The Italian looked poised to be the first of the trio to qualify for the WSL Championship Tour, at age 16, but an injury delayed his arrival until the 2017 season. He is the highest-ranked European surfer in the world and is set to make his second Olympic appearance at Paris 2024.

“I can guarantee you, without them, I wouldn't be here. And for sure without me Kanoa and Jack wouldn't be here,” Fioravanti said. “We're always challenging each other. We're always improving.”

Robinson qualified for the Championship Tour in 2020 and has since won seven events, including the Tahiti Pro in 2023.

“We were always travelling together,” Robinson said. “It shaped our careers and we pushed each other a lot.”

Fiancées, wives, kids… and a trio of Olympians

The competitive nature of the three surfers has propelled them all the way to the Olympic Games. Each secured his quota via a high ranking in the Championship Tour.

While Igarashi and Fioravanti made their Olympic debuts at Tokyo 2020, Paris 2024 will be the first time Robinson will join them on the Olympic stage.

“I really didn't think about that,” Robinson said of this new milestone in their friendship. “It just gave me the tingles. I feel like we've grown up together and it's pretty crazy.”

“We've been childhood friends and we're achieving childhood goals together and we're going to keep on battling, I would say, for the next 10 years,” Leonardo Fioravanti to Olympics.com

Things have changed for the trio over the past decade.
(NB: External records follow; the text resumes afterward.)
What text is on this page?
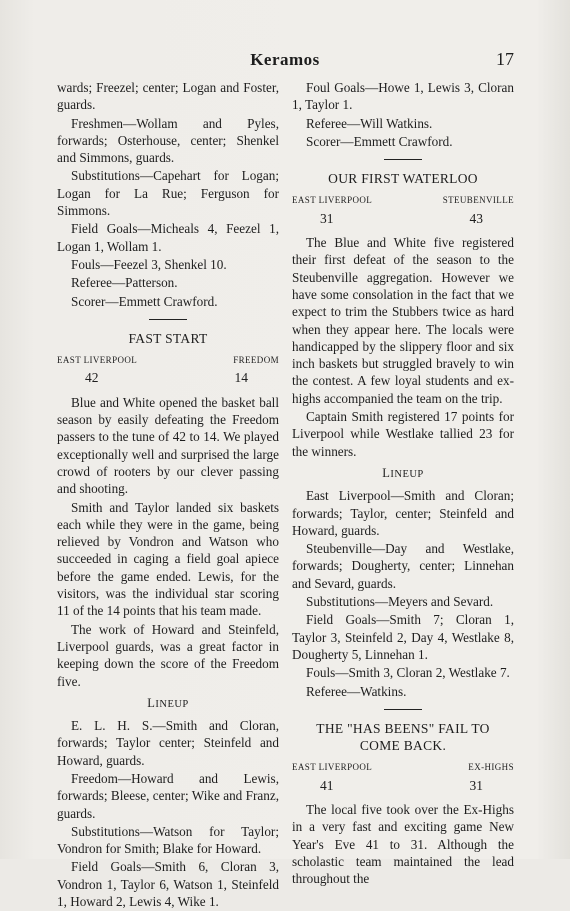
Keramos	17

wards; Freezel; center; Logan and Foster, guards.

Freshmen—Wollam and Pyles, forwards; Osterhouse, center; Shenkel and Simmons, guards.

Substitutions—Capehart for Logan; Logan for La Rue; Ferguson for Simmons.

Field Goals—Micheals 4, Feezel 1, Logan 1, Wollam 1.

Fouls—Feezel 3, Shenkel 10.

Referee—Patterson.

Scorer—Emmett Crawford.

FAST START

EAST LIVERPOOL	FREEDOM
42	14

Blue and White opened the basket ball season by easily defeating the Freedom passers to the tune of 42 to 14. We played exceptionally well and surprised the large crowd of rooters by our clever passing and shooting.

Smith and Taylor landed six baskets each while they were in the game, being relieved by Vondron and Watson who succeeded in caging a field goal apiece before the game ended. Lewis, for the visitors, was the individual star scoring 11 of the 14 points that his team made.

The work of Howard and Steinfeld, Liverpool guards, was a great factor in keeping down the score of the Freedom five.

LINEUP

E. L. H. S.—Smith and Cloran, forwards; Taylor center; Steinfeld and Howard, guards.

Freedom—Howard and Lewis, forwards; Bleese, center; Wike and Franz, guards.

Substitutions—Watson for Taylor; Vondron for Smith; Blake for Howard.

Field Goals—Smith 6, Cloran 3, Vondron 1, Taylor 6, Watson 1, Steinfeld 1, Howard 2, Lewis 4, Wike 1.

Foul Goals—Howe 1, Lewis 3, Cloran 1, Taylor 1.

Referee—Will Watkins.

Scorer—Emmett Crawford.

OUR FIRST WATERLOO

EAST LIVERPOOL	STEUBENVILLE
31	43

The Blue and White five registered their first defeat of the season to the Steubenville aggregation. However we have some consolation in the fact that we expect to trim the Stubbers twice as hard when they appear here. The locals were handicapped by the slippery floor and six inch baskets but struggled bravely to win the contest. A few loyal students and ex-highs accompanied the team on the trip.

Captain Smith registered 17 points for Liverpool while Westlake tallied 23 for the winners.

LINEUP

East Liverpool—Smith and Cloran; forwards; Taylor, center; Steinfeld and Howard, guards.

Steubenville—Day and Westlake, forwards; Dougherty, center; Linnehan and Sevard, guards.

Substitutions—Meyers and Sevard.

Field Goals—Smith 7; Cloran 1, Taylor 3, Steinfeld 2, Day 4, Westlake 8, Dougherty 5, Linnehan 1.

Fouls—Smith 3, Cloran 2, Westlake 7.

Referee—Watkins.

THE "HAS BEENS" FAIL TO

COME BACK.

EAST LIVERPOOL	EX-HIGHS
41	31

The local five took over the Ex-Highs in a very fast and exciting game New Year's Eve 41 to 31. Although the scholastic team maintained the lead throughout the
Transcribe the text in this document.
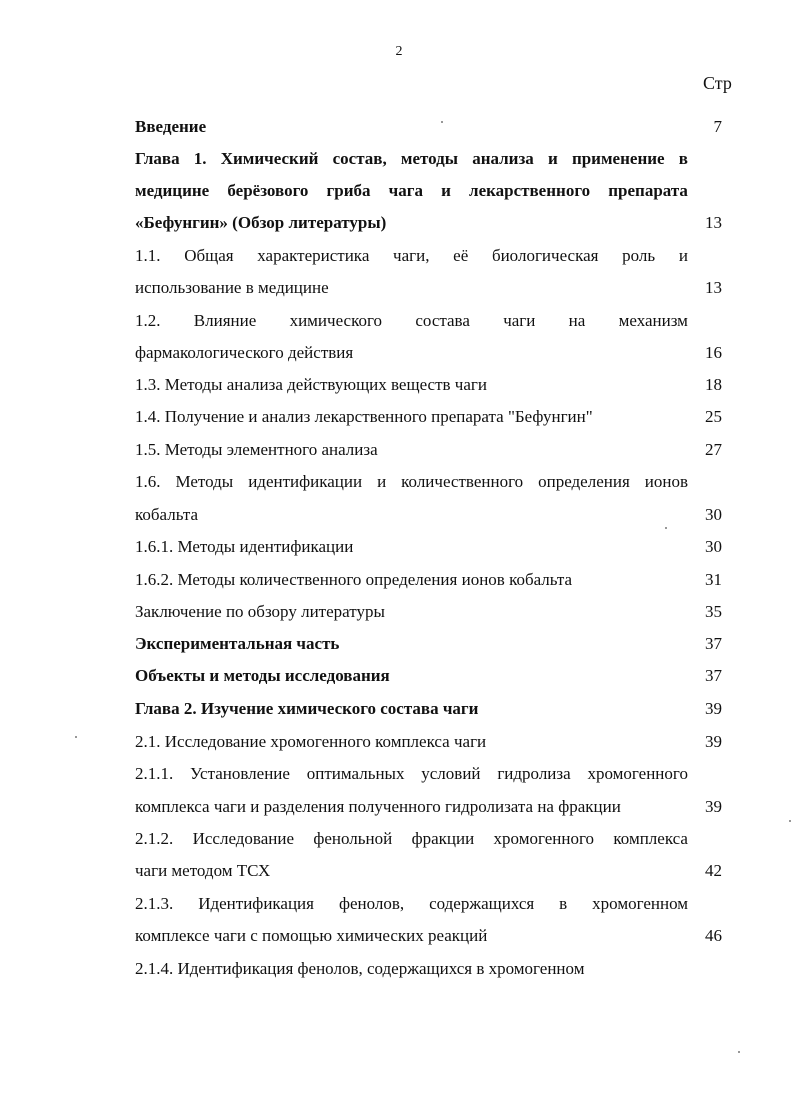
2
Стр
Введение	7
Глава 1. Химический состав, методы анализа и применение в
медицине берёзового гриба чага и лекарственного препарата
«Бефунгин» (Обзор литературы)	13
1.1. Общая характеристика чаги, её биологическая роль и
использование в медицине	13
1.2. Влияние химического состава чаги на механизм
фармакологического действия	16
1.3. Методы анализа действующих веществ чаги	18
1.4. Получение и анализ лекарственного препарата "Бефунгин"	25
1.5. Методы элементного анализа	27
1.6. Методы идентификации и количественного определения ионов
кобальта	30
1.6.1. Методы идентификации	30
1.6.2. Методы количественного определения ионов кобальта	31
Заключение по обзору литературы	35
Экспериментальная часть	37
Объекты и методы исследования	37
Глава 2. Изучение химического состава чаги	39
2.1. Исследование хромогенного комплекса чаги	39
2.1.1. Установление оптимальных условий гидролиза хромогенного
комплекса чаги и разделения полученного гидролизата на фракции	39
2.1.2. Исследование фенольной фракции хромогенного комплекса
чаги методом ТСХ	42
2.1.3. Идентификация фенолов, содержащихся в хромогенном
комплексе чаги с помощью химических реакций	46
2.1.4. Идентификация фенолов, содержащихся в хромогенном
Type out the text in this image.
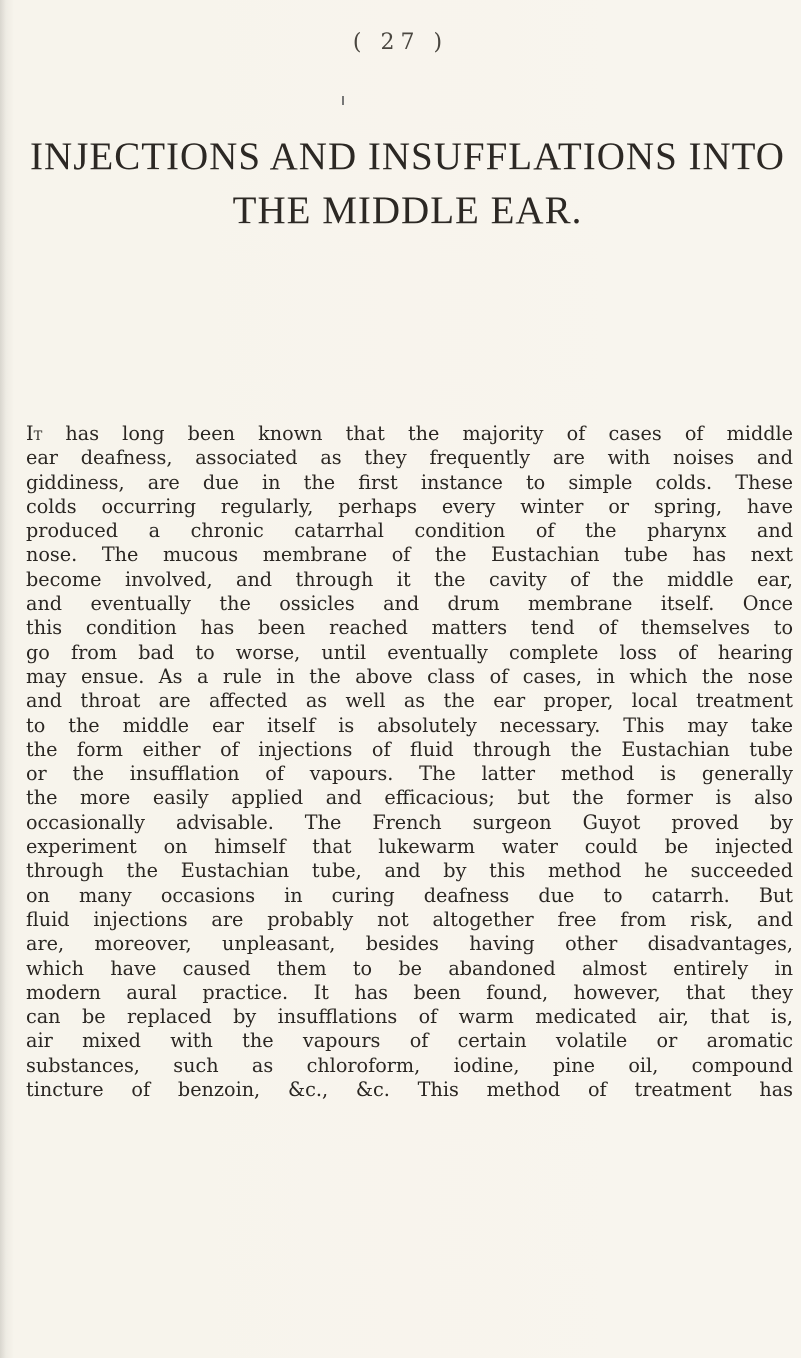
( 27 )
INJECTIONS AND INSUFFLATIONS INTO
THE MIDDLE EAR.
It has long been known that the majority of cases of middle
ear deafness, associated as they frequently are with noises and
giddiness, are due in the first instance to simple colds. These
colds occurring regularly, perhaps every winter or spring, have
produced a chronic catarrhal condition of the pharynx and
nose. The mucous membrane of the Eustachian tube has next
become involved, and through it the cavity of the middle ear,
and eventually the ossicles and drum membrane itself. Once
this condition has been reached matters tend of themselves to
go from bad to worse, until eventually complete loss of hearing
may ensue. As a rule in the above class of cases, in which the nose
and throat are affected as well as the ear proper, local treatment
to the middle ear itself is absolutely necessary. This may take
the form either of injections of fluid through the Eustachian tube
or the insufflation of vapours. The latter method is generally
the more easily applied and efficacious; but the former is also
occasionally advisable. The French surgeon Guyot proved by
experiment on himself that lukewarm water could be injected
through the Eustachian tube, and by this method he succeeded
on many occasions in curing deafness due to catarrh. But
fluid injections are probably not altogether free from risk, and
are, moreover, unpleasant, besides having other disadvantages,
which have caused them to be abandoned almost entirely in
modern aural practice. It has been found, however, that they
can be replaced by insufflations of warm medicated air, that is,
air mixed with the vapours of certain volatile or aromatic
substances, such as chloroform, iodine, pine oil, compound
tincture of benzoin, &c., &c. This method of treatment has
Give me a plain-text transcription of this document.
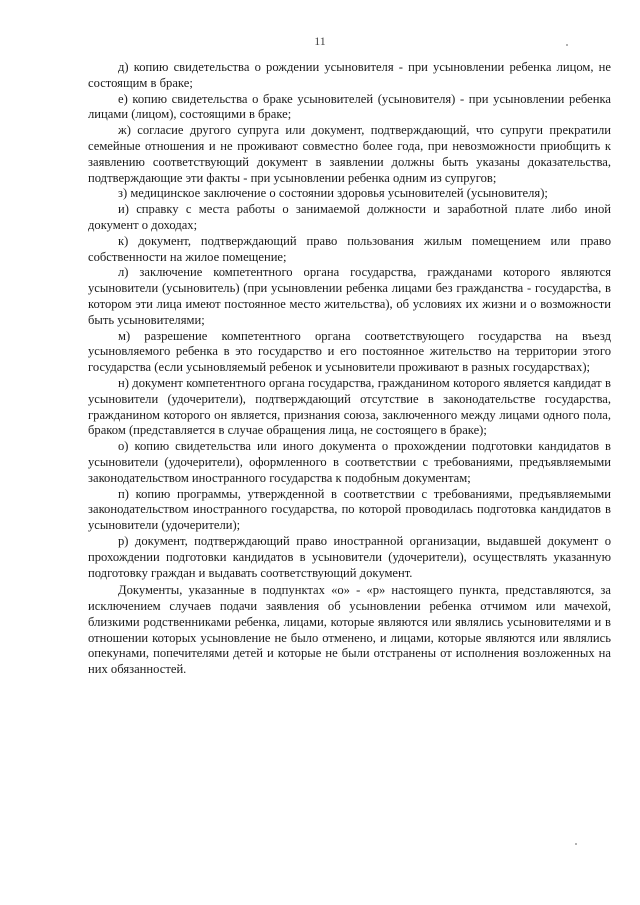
11

д) копию свидетельства о рождении усыновителя - при усыновлении ребенка лицом, не состоящим в браке;

е) копию свидетельства о браке усыновителей (усыновителя) - при усыновлении ребенка лицами (лицом), состоящими в браке;

ж) согласие другого супруга или документ, подтверждающий, что супруги прекратили семейные отношения и не проживают совместно более года, при невозможности приобщить к заявлению соответствующий документ в заявлении должны быть указаны доказательства, подтверждающие эти факты - при усыновлении ребенка одним из супругов;

з) медицинское заключение о состоянии здоровья усыновителей (усыновителя);

и) справку с места работы о занимаемой должности и заработной плате либо иной документ о доходах;

к) документ, подтверждающий право пользования жилым помещением или право собственности на жилое помещение;

л) заключение компетентного органа государства, гражданами которого являются усыновители (усыновитель) (при усыновлении ребенка лицами без гражданства - государства, в котором эти лица имеют постоянное место жительства), об условиях их жизни и о возможности быть усыновителями;

м) разрешение компетентного органа соответствующего государства на въезд усыновляемого ребенка в это государство и его постоянное жительство на территории этого государства (если усыновляемый ребенок и усыновители проживают в разных государствах);

н) документ компетентного органа государства, гражданином которого является кандидат в усыновители (удочерители), подтверждающий отсутствие в законодательстве государства, гражданином которого он является, признания союза, заключенного между лицами одного пола, браком (представляется в случае обращения лица, не состоящего в браке);

о) копию свидетельства или иного документа о прохождении подготовки кандидатов в усыновители (удочерители), оформленного в соответствии с требованиями, предъявляемыми законодательством иностранного государства к подобным документам;

п) копию программы, утвержденной в соответствии с требованиями, предъявляемыми законодательством иностранного государства, по которой проводилась подготовка кандидатов в усыновители (удочерители);

р) документ, подтверждающий право иностранной организации, выдавшей документ о прохождении подготовки кандидатов в усыновители (удочерители), осуществлять указанную подготовку граждан и выдавать соответствующий документ.

Документы, указанные в подпунктах «о» - «р» настоящего пункта, представляются, за исключением случаев подачи заявления об усыновлении ребенка отчимом или мачехой, близкими родственниками ребенка, лицами, которые являются или являлись усыновителями и в отношении которых усыновление не было отменено, и лицами, которые являются или являлись опекунами, попечителями детей и которые не были отстранены от исполнения возложенных на них обязанностей.
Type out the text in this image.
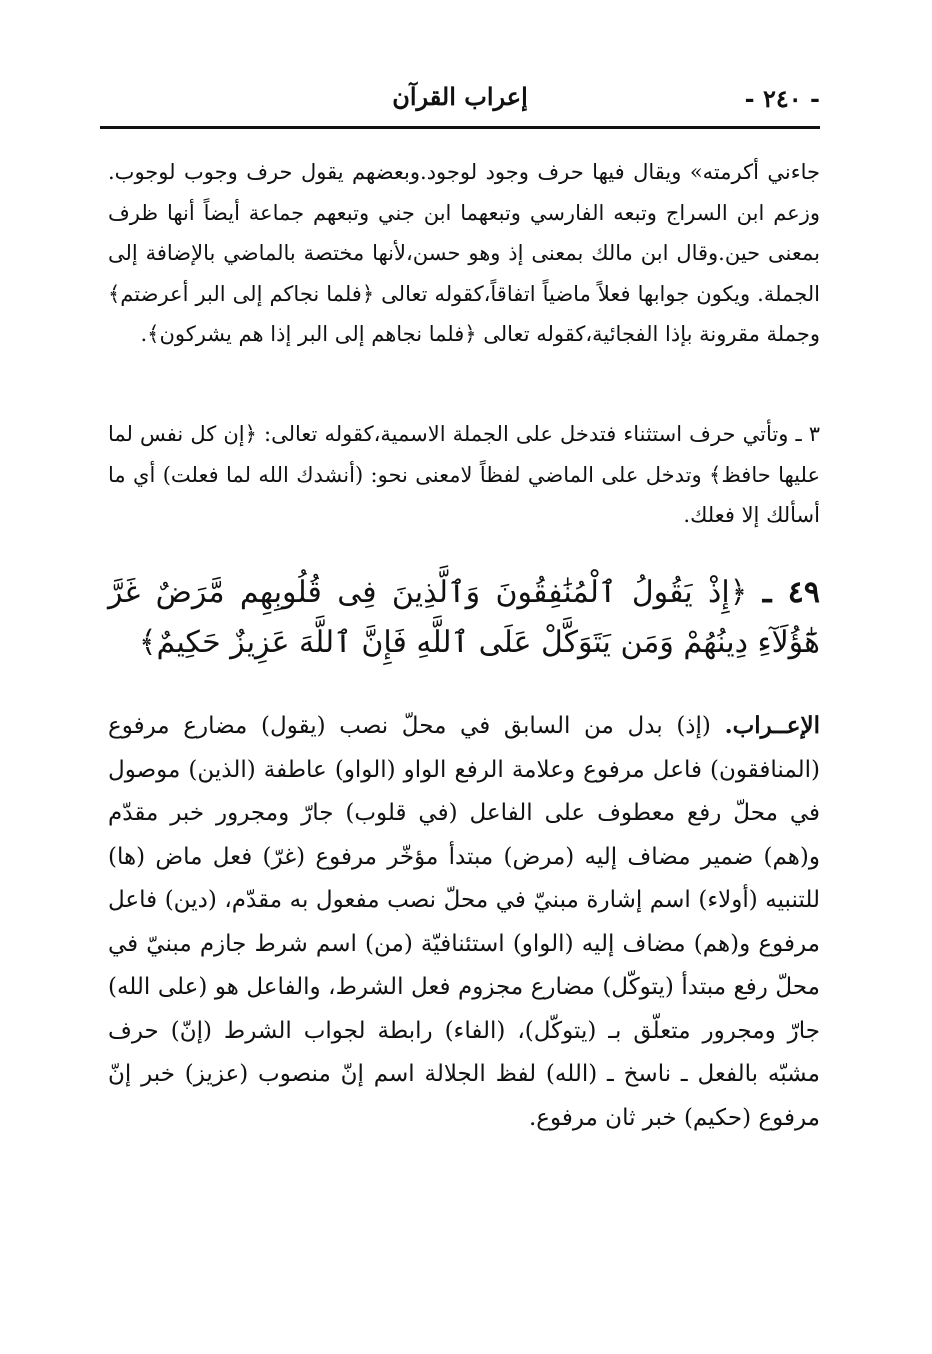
- ٢٤٠ -
إعراب القرآن

جاءني أكرمته» ويقال فيها حرف وجود لوجود.وبعضهم يقول حرف وجوب لوجوب. وزعم ابن السراج وتبعه الفارسي وتبعهما ابن جني وتبعهم جماعة أيضاً أنها ظرف بمعنى حين.وقال ابن مالك بمعنى إذ وهو حسن،لأنها مختصة بالماضي بالإضافة إلى الجملة. ويكون جوابها فعلاً ماضياً اتفاقاً،كقوله تعالى ﴿فلما نجاكم إلى البر أعرضتم﴾ وجملة مقرونة بإذا الفجائية،كقوله تعالى ﴿فلما نجاهم إلى البر إذا هم يشركون﴾.

٣ ـ وتأتي حرف استثناء فتدخل على الجملة الاسمية،كقوله تعالى: ﴿إن كل نفس لما عليها حافظ﴾ وتدخل على الماضي لفظاً لامعنى نحو: (أنشدك الله لما فعلت) أي ما أسألك إلا فعلك.

٤٩ ـ ﴿إِذْ يَقُولُ ٱلْمُنَٰفِقُونَ وَٱلَّذِينَ فِى قُلُوبِهِم مَّرَضٌ غَرَّ هَٰٓؤُلَآءِ دِينُهُمْ وَمَن يَتَوَكَّلْ عَلَى ٱللَّهِ فَإِنَّ ٱللَّهَ عَزِيزٌ حَكِيمٌ﴾
الإعــراب. (إذ) بدل من السابق في محلّ نصب (يقول) مضارع مرفوع (المنافقون) فاعل مرفوع وعلامة الرفع الواو (الواو) عاطفة (الذين) موصول في محلّ رفع معطوف على الفاعل (في قلوب) جارّ ومجرور خبر مقدّم و(هم) ضمير مضاف إليه (مرض) مبتدأ مؤخّر مرفوع (غرّ) فعل ماض (ها) للتنبيه (أولاء) اسم إشارة مبنيّ في محلّ نصب مفعول به مقدّم، (دين) فاعل مرفوع و(هم) مضاف إليه (الواو) استئنافيّة (من) اسم شرط جازم مبنيّ في محلّ رفع مبتدأ (يتوكّل) مضارع مجزوم فعل الشرط، والفاعل هو (على الله) جارّ ومجرور متعلّق بـ (يتوكّل)، (الفاء) رابطة لجواب الشرط (إنّ) حرف مشبّه بالفعل ـ ناسخ ـ (الله) لفظ الجلالة اسم إنّ منصوب (عزيز) خبر إنّ مرفوع (حكيم) خبر ثان مرفوع.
They have swapped rock-paper-scissor duels and arguments about the best movies (Transformers vs Terminator Salvation) for wedding cakes, baby strollers and couture fashion.

Robinson married Brazilian model Julia Muniz in 2020 and the couple welcomed their first child in December 2023. In the same month, Fioravanti got engaged to his long-time girlfriend and Muniz’s good friend Sophia Wilson, while Igarashi continues to zip between environmental projects and red carpet events.

But even with these adult commitments, the friends still see each other often.

“We do the World Tour together, so we're together pretty much every week. We probably see each other more than we see our families. We're still amazing friends,” Fioravanti said. “When I'm going to get married, I'm sure they'll both be at my wedding. We'll for sure always have a friendship, no matter what.”

“I surf heats with Kanoa. I hang with him,” Robinson said. “Me and Leo, we hang out more now. He's a good guy. He's getting married. I'm like, ‘Woah, we're getting old!’

Igarashi has the same reaction of disbelief when he thinks of his now grown-up friends.

I still look at Leo and Jack as my 13-year-old friends. I don't see them as adults,” Igarashi said. “It's really cool to see how Jack's evolved as a person. Leo's evolved as a person. We've all evolved in our own ways. It's really cool to see, not only in the water, but also on land, just what kind of people that we've become.

“I guess we're growing up and I guess the kids ended up alright because we're all on Tour and we all have great success in our own way. You couldn't have scripted it any better.”